The title of the story refers to its distinctively named narrator, Nathaniel Purple, the librarian of a small Vermont village, who observes the lives, connections, and happenings of those who live in a small town.

As described in a publicity blurb by poet and writer Lucille Lang Day, Reeve “renders a small Vermont town where everyone knows everyone else and everyone's life is part of a tapestry cross-stitched and woven with everyone else's.”

“As in all human communities, terrible things happen - betrayals, violence, conflagrations - but here each event belongs not just to individuals, but to the whole village,” she continues.

“Nathaniel Purple, the town librarian, absorbs it all, responds when he can, looks on, but at the same time continues to savor such simple pleasures as a morning ride with his horse Crystal and picking violets for the woman in his life,” Day writes.

Reeve cites “the temptation to describe something violent” as his main inspiration for the novella.

“[I wanted to] take the main ingredients of popular fiction - you get sex, violence, wild scenes - and turn that all around,” he says.

The author does so by putting those elements into “an entirely harmonious, positive, fond setting.”

Reeve, a novelist, poet, essayist, translator, and academic who purchased his first Vermont home 40 years ago, set out “to try and release in fictional - therefore in exaggerated - form a great deal of what we do, but don't express,” he says.

“So a lot of some of the episodes may seem excessive or crazy, but it brings it back to what we dream, what we think [or] imagine, and it makes it entirely credible.”

Reeve says the name for his protagonist was inspired by common local names such as White, Brown, and Green.

“Why can't we have a 'Purple?'” he asks.

The author did find some real-life historic Purples and refers to them in the book.

“I wanted to have Nathaniel be a slight oddball, sympathetic enough to follow the town and like the people,” Reeve says. “He was born and grew up in the town, he's very proud of the town and what it stands for.”

“And if the name Purple, which is a real, true historic name, can draw attention to him, I'm delighted,” he says, calling his character “a very decent man.”

'Love poem to Vermont'

Nathaniel Purple is published by Voyage, an imprint Brigantine Media, a small publishing house in St.
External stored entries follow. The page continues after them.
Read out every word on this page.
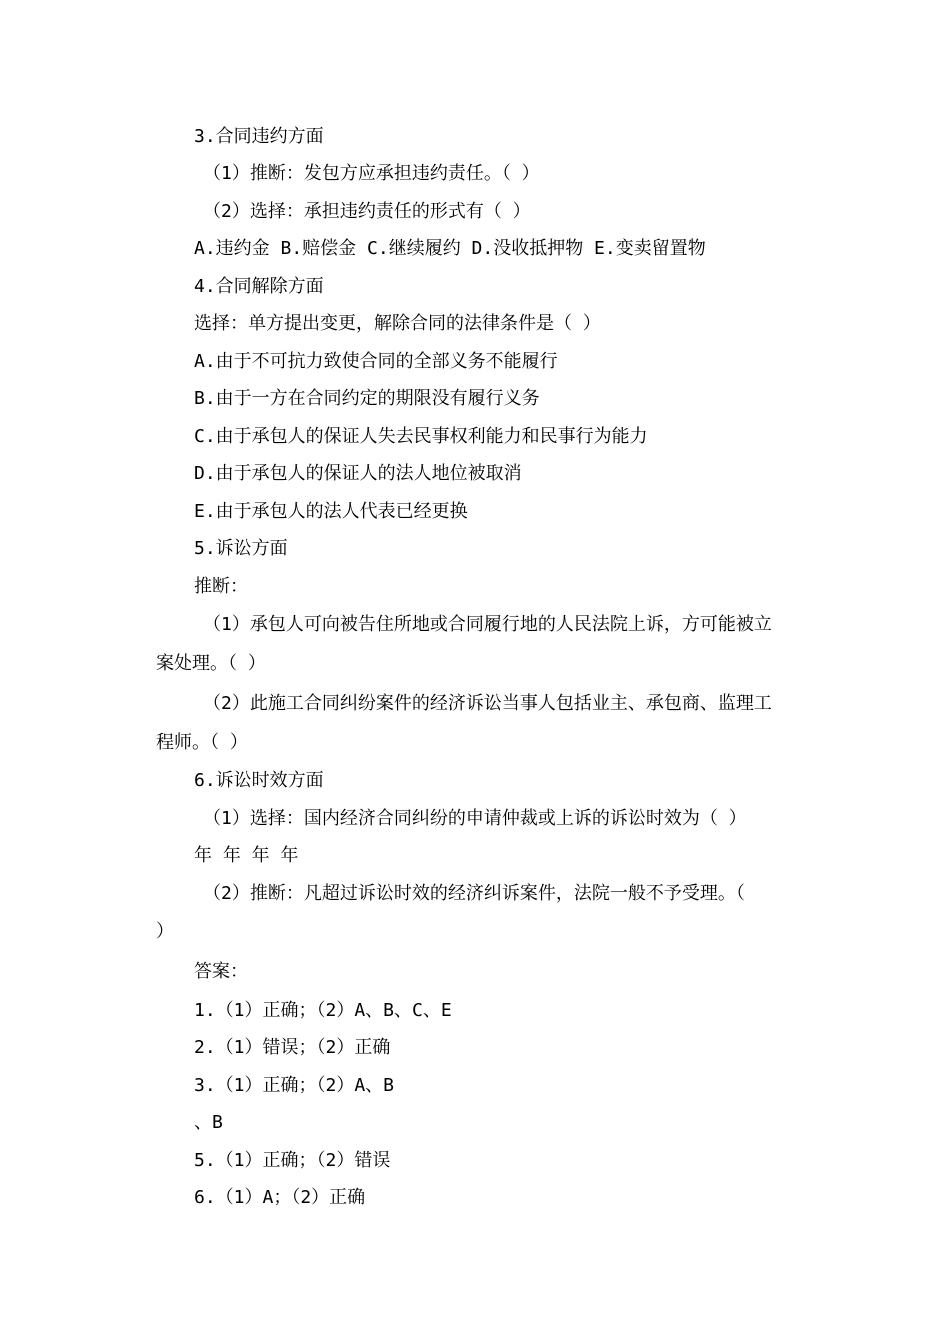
3.合同违约方面
（1）推断：发包方应承担违约责任。（ ）
（2）选择：承担违约责任的形式有（ ）
A.违约金 B.赔偿金 C.继续履约 D.没收抵押物 E.变卖留置物
4.合同解除方面
选择：单方提出变更，解除合同的法律条件是（ ）
A.由于不可抗力致使合同的全部义务不能履行
B.由于一方在合同约定的期限没有履行义务
C.由于承包人的保证人失去民事权利能力和民事行为能力
D.由于承包人的保证人的法人地位被取消
E.由于承包人的法人代表已经更换
5.诉讼方面
推断：
（1）承包人可向被告住所地或合同履行地的人民法院上诉，方可能被立
案处理。（ ）
（2）此施工合同纠纷案件的经济诉讼当事人包括业主、承包商、监理工
程师。（ ）
6.诉讼时效方面
（1）选择：国内经济合同纠纷的申请仲裁或上诉的诉讼时效为（ ）
年 年 年 年
（2）推断：凡超过诉讼时效的经济纠诉案件，法院一般不予受理。（
）
答案：
1.（1）正确；（2）A、B、C、E
2.（1）错误；（2）正确
3.（1）正确；（2）A、B
、B
5.（1）正确；（2）错误
6.（1）A；（2）正确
Johnsbury, whose editorial director, Janis Raye, describes it as “a wonderful work of fiction.”

Reeve is “doing what I believe is his best work of his long career,” she says.
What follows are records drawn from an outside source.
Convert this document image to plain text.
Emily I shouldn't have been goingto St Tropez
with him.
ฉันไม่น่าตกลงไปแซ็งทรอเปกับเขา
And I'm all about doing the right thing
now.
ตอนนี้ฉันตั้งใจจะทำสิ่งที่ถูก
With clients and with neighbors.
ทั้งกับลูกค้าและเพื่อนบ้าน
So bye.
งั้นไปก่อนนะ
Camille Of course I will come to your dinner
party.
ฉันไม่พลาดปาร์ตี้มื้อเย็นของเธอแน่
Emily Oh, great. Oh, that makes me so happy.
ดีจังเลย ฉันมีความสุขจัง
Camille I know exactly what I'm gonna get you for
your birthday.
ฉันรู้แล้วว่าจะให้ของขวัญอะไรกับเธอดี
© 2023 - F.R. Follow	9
Brigantine Media describes Nathaniel Purple as Reeve's “love poem” to Vermont, and Reeve can vouch for this sentiment.

“That's true. Vermont is small, there's a kind of intimacy here that, sure, there's corruption and stupidity and error, all kinds of fault, but there's such goodness, almost in the ground itself,” he says.

“There's a difference in Vermont, and you feel it,” he says. “It's open in a way, and it's very optimistic.”

On whether the story had been influenced by current or personal events, Reeve responds with both “no” and “yes.”

“There's nothing you can write that is not going to have some aspect of your consciousness in it,” he says.

“After you've been writing for a while, you're going to have a style; the way in which you put words together is going to characterize you. There's going to be that aspect of yourself there unavoidably.

“Necessarily, there's autobiography even when it's not there. The episodes are not autobiographical. The thing is, there are many Vermont towns that can be made to seem like the one in the book. But it's no one place.

“For example, in the doctor's office, there's a blood pressure machine on the wall. Think how many doctors' offices you've been in, and that's exactly what's there. So a lot of what Nathaniel sees is what I've had to see, but it's all coming from him.”

Reeve says that the most enjoyable part of writing the story was describing the climactic event of a barn burning, and the challenge of getting the feel of an entire town as his characters reacted to the series of events.

“It's not just merely to enjoy writing it, but to realize how difficult it would be to write it,” he says.

“The other challenge is trying to get the whole feel of the town in a series of separate episodes, put in such an order that they will all seem to follow in the development of the plot,” he says.

“If you put [the behaviors of various townspeople] all together, you admit that this is what makes up a village, what brings a village together,” Reeve says.

Reeve hopes that the story of Nathaniel Purple reminds people of aspects of their own lives.

“I hope they will be reminded of the underside of their lives, the sides which are very real and which they don't think about or face up to ordinarily,” he says. “And accept those sides are a real part of life.”